A spokesman for Pinochet said he received last rites, and a doctor treating him described the 91-year-old's heart attack as "life-threatening." A small group of Pinochet supporters, mainly women, arrived at the hospital, some holding portraits of the former ruler, who has been under house arrest and charged with human rights abuses.

Pinochet's younger son, Marco Antonio, said his father had been "virtually rescued from death" with the angioplasty, in which the doctors introduce a catheter to a patient's blocked artery and inflate a small balloon to enlarge it, thus restoring blood flow to the heart.

"We are now in the hands of God and of the doctors. My father is in very bad condition," Marco Antonio Pinochet said as he left the hospital.

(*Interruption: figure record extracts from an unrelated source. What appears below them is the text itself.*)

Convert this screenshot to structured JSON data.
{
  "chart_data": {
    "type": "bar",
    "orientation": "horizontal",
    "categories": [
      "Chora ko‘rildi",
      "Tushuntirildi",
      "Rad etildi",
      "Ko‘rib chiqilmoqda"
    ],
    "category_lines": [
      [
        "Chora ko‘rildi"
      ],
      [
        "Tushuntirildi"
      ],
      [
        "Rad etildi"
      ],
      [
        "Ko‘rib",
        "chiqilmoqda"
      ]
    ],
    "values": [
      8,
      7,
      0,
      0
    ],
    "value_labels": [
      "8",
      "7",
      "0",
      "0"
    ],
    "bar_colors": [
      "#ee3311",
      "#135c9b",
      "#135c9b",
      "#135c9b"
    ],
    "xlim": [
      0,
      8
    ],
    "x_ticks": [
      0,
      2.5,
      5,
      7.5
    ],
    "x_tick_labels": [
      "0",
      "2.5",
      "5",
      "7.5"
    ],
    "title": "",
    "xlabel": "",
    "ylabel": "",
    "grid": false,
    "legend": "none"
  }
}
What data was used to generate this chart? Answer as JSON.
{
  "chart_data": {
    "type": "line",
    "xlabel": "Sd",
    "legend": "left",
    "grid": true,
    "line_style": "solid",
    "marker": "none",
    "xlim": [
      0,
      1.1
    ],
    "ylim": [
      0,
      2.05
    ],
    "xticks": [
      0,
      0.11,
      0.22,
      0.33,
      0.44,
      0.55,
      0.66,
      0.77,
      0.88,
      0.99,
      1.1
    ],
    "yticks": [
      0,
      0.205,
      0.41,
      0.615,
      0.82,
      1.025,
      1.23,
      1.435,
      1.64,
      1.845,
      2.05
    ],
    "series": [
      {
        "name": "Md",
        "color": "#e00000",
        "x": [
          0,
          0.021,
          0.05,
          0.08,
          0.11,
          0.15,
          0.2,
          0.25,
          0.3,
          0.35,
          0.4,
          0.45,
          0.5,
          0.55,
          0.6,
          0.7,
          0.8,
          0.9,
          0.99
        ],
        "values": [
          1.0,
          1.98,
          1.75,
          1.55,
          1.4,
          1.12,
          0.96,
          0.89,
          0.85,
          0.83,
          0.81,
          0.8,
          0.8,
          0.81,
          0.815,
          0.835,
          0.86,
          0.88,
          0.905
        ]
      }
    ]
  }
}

Dr. Juan Ignacio Vergara, a member of the team attending Pinochet, said the angioplasty was successful, but that he remained in serious condition. The heart attack was "indeed life threatening," especially because of Pinochet's age.

Pinochet's spokesman, retired Gen. Guillermo Garin, said the former ruler was administered the last rites.

The former dictator, who ruled from 1973 until 1990, uses a pacemaker and was diagnosed with mild dementia caused by several strokes. He also suffers from diabetes and arthritis.

His failing health has helped him escape punishment for human rights abuses committed during his regime, with courts ruling his condition prevented from standing trial at least twice in recent years.

But last week, Pinochet was indicted and ordered to remain under house arrest for the execution of two bodyguards of Salvador Allende, the freely elected Marxist president who was toppled in the 1973 coup in which Pinochet took power.

The indictment came after Pinochet's 91st birthday on Nov. 25, which he marked by issuing a statement for the first time taking full political — though not explicitly legal — responsibility for abuses committed by his regime.

"Today, near the end of my days, I want to say that I harbor no rancor against anybody, that I love my fatherland above all and that I take political responsibility for everything that was done which had no other goal than making Chile greater and avoiding its disintegration," he said at the time.

The recent house arrest is the fifth such action taken against Pinochet on charges stemming from human rights violations during his dictatorship.

The indictment alleges kidnapping and homicide in connection with the deaths of two Allende bodyguards who were arrested the day of the coup, Sept. 11, 1973. Both were executed by firing squad four weeks later, the military regime announced at the time.

Pinochet faces two other indictments — another in connection to human rights abuses and one on tax charges.

According to an official report prepared by an independent commission appointed by the first civilian government after Pinochet's rule, 3,197 people were killed for political reasons during his regime and more than 1,000 of them "disappeared."